Maloof held up his hand. “You are going too far, too fast. How much, by your calculations, does Moncrief owe you?”
“The figure is easily determined,” said Hunzel. “For simplicity, we reckon five days a week and fifty weeks a year. Siglaf and I earn six sols per day, or thirty sols per week, to the sum of fifteen hundred sols per year. After three years each of us has earned forty-five hundred sols, to a total of nine thousand sols. The girls earn one thousand sols per year and for the three of them for three years, a total of nine thousand sols, to a grand total of eighteen thousand sols.”
“Hm,” said Maloof. “That is a substantial sum.”
“So it is,” said Siglaf. “From time to time Moncrief doled out a few sols: five sols now, ten sols later, a few dinkets when he felt munificent. Over the years, during his fits of guilt, he has given as much as two hundred sols! We are, to the contrary, large-handed! As a token of our personal generosity, we will demand only fifteen thousand sols, but this he must pay or at Cax we leave the troupe, and Moncrief can dance the kazatzka and play the flute alone at the Trevanian.”
Moncrief shook his head in wonder. “Never have I suspected the Klutes of such extravagant imaginations! Their statements are, of course, factitious.”
Maloof sighed. “What, then, is your version of events?”
“I will explain with pleasure! The Klutes’ account is accurate in the main. Our first encounter was at Frippen on Numoy. They made a dramatic impact upon me. I was in the process of reorganizing the Mouse-riders and I was on the lookout for fresh personnel. I could see that the Klutes, with their hulking bodies and ferocious faces, in striking contrast to the charm, innocence and mischievous precocity of the three
girls, could be valuable adjuncts to the Mouse-riders. I offered them employment with the troupe and all five accepted without hesitation. The Klutes wanted to know how much they would earn. I explained that they could join the troupe and receive a share of the profits after expenses, or they might choose a second option and work by the hour, during performances, rehearsals and whenever they might be busy with troupe business. In this case they must pay their own expenses.
“For the previous three months the troupe had been touring the provinces of Fiametta, playing two performances a day. The Klutes could see that, under these conditions, their earnings would be consequential, and decided to work by the terms of the second option. To make sure that they understood their choice, I prepared a paper detailing the terms of Option One and Option Two as clearly as possible. I insisted that they indicate their choice of option, and sign their names, which was done.
“They explained that the girls were under indenture and must obey orders and therefore need not sign, which I accepted.”
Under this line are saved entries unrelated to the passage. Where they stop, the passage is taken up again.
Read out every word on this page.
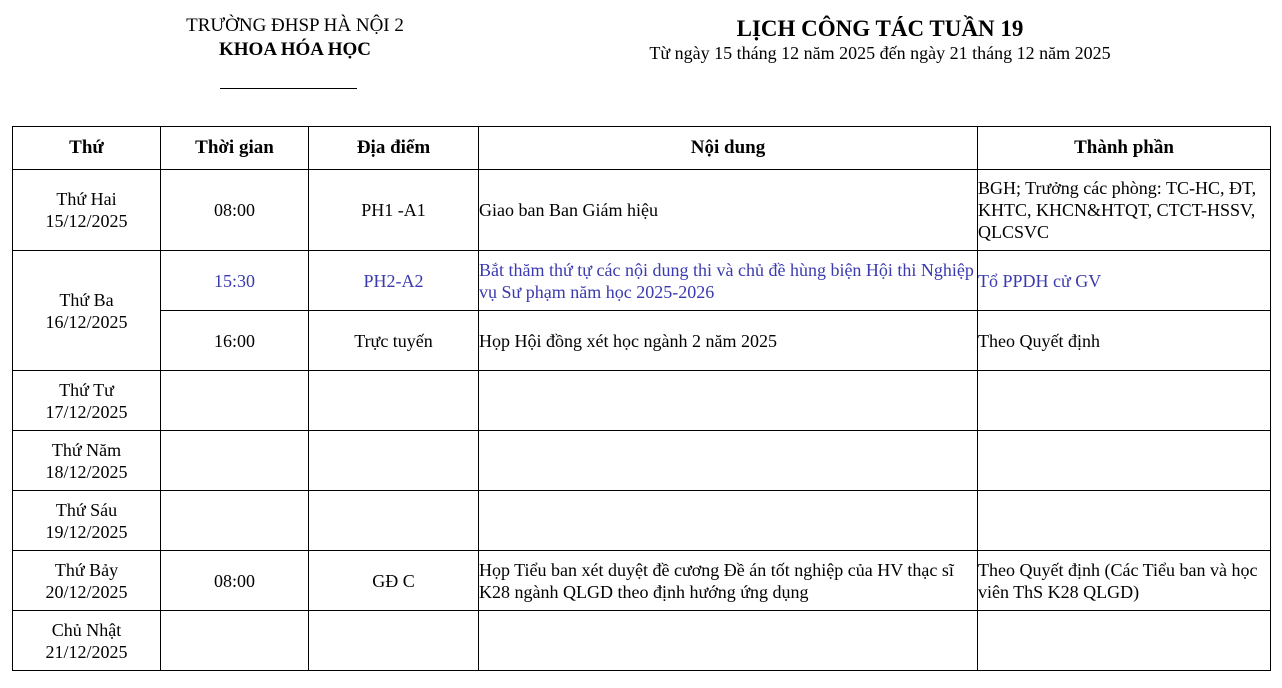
TRƯỜNG ĐHSP HÀ NỘI 2
KHOA HÓA HỌC
LỊCH CÔNG TÁC TUẦN 19
Từ ngày 15 tháng 12 năm 2025 đến ngày 21 tháng 12 năm 2025
Thứ	Thời gian	Địa điểm	Nội dung	Thành phần

Thứ Hai
15/12/2025	08:00	PH1 -A1	Giao ban Ban Giám hiệu	BGH; Trưởng các phòng: TC-HC, ĐT, KHTC, KHCN&HTQT, CTCT-HSSV, QLCSVC

Thứ Ba
16/12/2025	15:30	PH2-A2	Bắt thăm thứ tự các nội dung thi và chủ đề hùng biện Hội thi Nghiệp vụ Sư phạm năm học 2025-2026	Tổ PPDH cử GV
	16:00	Trực tuyến	Họp Hội đồng xét học ngành 2 năm 2025	Theo Quyết định

Thứ Tư
17/12/2025				

Thứ Năm
18/12/2025				

Thứ Sáu
19/12/2025				

Thứ Bảy
20/12/2025	08:00	GĐ C	Họp Tiểu ban xét duyệt đề cương Đề án tốt nghiệp của HV thạc sĩ K28 ngành QLGD theo định hướng ứng dụng	Theo Quyết định (Các Tiểu ban và học viên ThS K28 QLGD)

Chủ Nhật
21/12/2025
“And you have retained this document?”
“Just so! From bitter experience I have learned the value of meticulous records.” Moncrief opened his brown folder and removed a sheet of paper which he handed to Maloof. The Klutes watched with narrow-eyed suspicion.
Maloof scanned the document. The second paragraph was endorsed by a pair of signatures, in handwriting so eccentric as to be almost illegible. He looked down the table to the Klutes. “I presume that you recall signing this paper?”
The Klutes shrugged and looked at each other. Siglaf said: “That was three years ago. The paper is now faded and old, and the writing is obsolete. Let us put it aside, and deal with affairs as they are now.”
Maloof shook his head. “This may be the custom in the Bleary Hills of Numoy but elsewhere in the Gaean Reach things go differently.”
“No matter,” said Siglaf. “Our figures cannot be faulted.”
“They are fine figures indeed!” said Maloof. “However, they lack all connection with the business at hand, and they must be discarded.”